There are times when the amount of information on how-to-garden is overwhelming. Just when you are ready to give up, a reference appears that presents a rational way to evaluate old wives tales, “common” knowledge and scientific “fact”. Jeff Gillman and Maleah Maynard offer three ways to look at garden advice that you have read or heard: good advice, debatable advice and advice that is just wrong. Gillman’s and Maynard’s responses show that the authors have done the research and also have personal garden experience.
One of my soapbox topics is the way we use and misuse mulch in the landscape. On this topic, Gillman and Maynard state:
Good Advice – Keep mulch away from the crowns of ornamental plants and the bases of trees
Debatable Advice – Use landscape fabric to control weeds
Advice that is Just Wrong – Always add extra nitrogen to the soil when wood mulch is used
Read the book to find out the reasoning behind the categorization of these common recommendations and many others.
This book is the third for Jeff Gillman that looks at the way we garden and how to understand the science of gardening. His first two: The Truth About Organic Gardening and The Truth About Garden Remedies, set the stage for Decoding Garden Advice.
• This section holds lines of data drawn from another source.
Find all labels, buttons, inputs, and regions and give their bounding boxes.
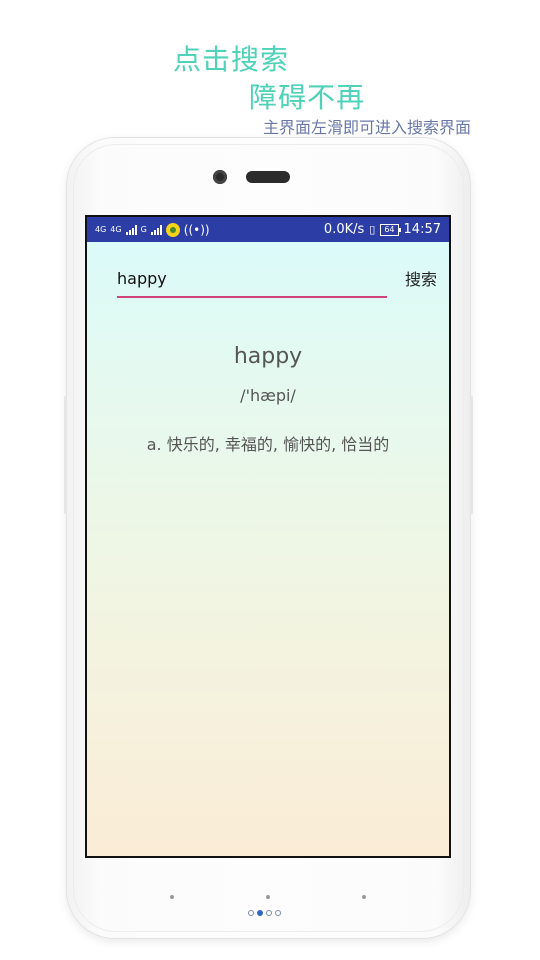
page-indicator-dot[interactable] (266, 910, 272, 916)
front-camera (213, 170, 227, 184)
result-word: happy (233, 344, 303, 369)
battery-icon: 64 (380, 223, 401, 236)
notification-app-icon (165, 222, 180, 237)
phone-frame: 4G 4G G ((•)) 0.0K/s ▯ 64 14:57 happy 搜索… (64, 138, 473, 938)
page-indicator-dot[interactable] (257, 910, 263, 916)
network-type-label: 4G (95, 224, 107, 234)
page-indicator (248, 910, 281, 916)
search-bar: 搜索 (117, 264, 437, 298)
status-bar: 4G 4G G ((•)) 0.0K/s ▯ 64 14:57 (87, 217, 449, 242)
wifi-hotspot-icon: ((•)) (183, 222, 210, 237)
signal1-label: 4G (110, 224, 122, 234)
phone-screen: 4G 4G G ((•)) 0.0K/s ▯ 64 14:57 happy 搜索… (85, 215, 451, 858)
clock: 14:57 (403, 222, 441, 237)
power-button (470, 396, 473, 514)
search-input[interactable] (117, 264, 387, 298)
promo-page: 点击搜索 障碍不再 主界面左滑即可进入搜索界面 4G 4G G ((•)) 0.… (0, 0, 540, 960)
result-definition: a. 快乐的, 幸福的, 愉快的, 恰当的 (146, 435, 390, 454)
promo-headline-2: 障碍不再 (249, 81, 366, 114)
app-screen: 4G 4G G ((•)) 0.0K/s ▯ 64 14:57 happy 搜索… (87, 217, 449, 856)
search-button[interactable]: 搜索 (397, 264, 437, 292)
nav-back-dot[interactable] (170, 895, 174, 899)
earpiece-speaker (246, 171, 290, 183)
vibrate-icon: ▯ (369, 223, 376, 236)
signal2-label: G (140, 224, 147, 234)
signal-strength-2-icon (150, 224, 162, 235)
promo-headline-1: 点击搜索 (173, 43, 290, 76)
page-indicator-dot[interactable] (248, 910, 254, 916)
result-phonetic: /'hæpi/ (240, 386, 296, 405)
network-speed: 0.0K/s (323, 222, 365, 237)
status-left-group: 4G 4G G ((•)) (95, 222, 210, 237)
page-indicator-dot[interactable] (275, 910, 281, 916)
nav-home-dot[interactable] (266, 895, 270, 899)
nav-recent-dot[interactable] (362, 895, 366, 899)
promo-subtitle: 主界面左滑即可进入搜索界面 (263, 118, 472, 137)
signal-strength-icon (125, 224, 137, 235)
status-right-group: 0.0K/s ▯ 64 14:57 (324, 222, 441, 237)
volume-button (64, 396, 67, 514)
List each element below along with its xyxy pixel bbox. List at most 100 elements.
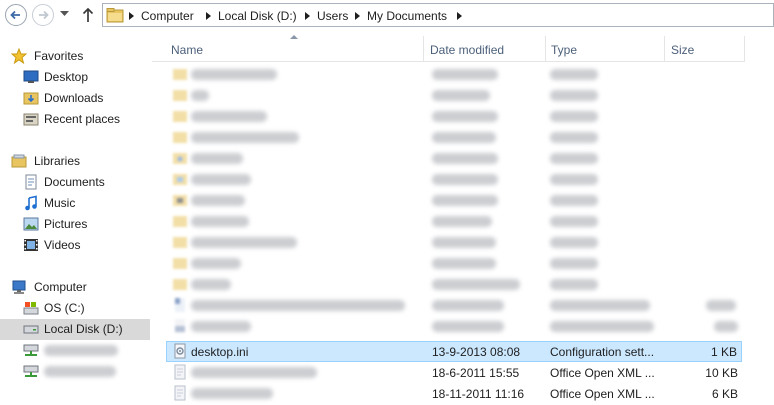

Much of gardening can be intuitive, especially when you observe nature and seek to understand natural processes in the environment. But when you are confronted by several conventional, organic or home remedies for a problem in the garden, it’s nice to be able to understand the cause of the problem and to wisely select a solution. Gillman’s earlier books are excellent references that are valuable for both novice and experienced gardeners.
And, did I mention, all this serious information is mellowed with humor? It will be difficult not to smile or chuckle as you explore gardening information and techniques through the pens of Gillman and Maynard.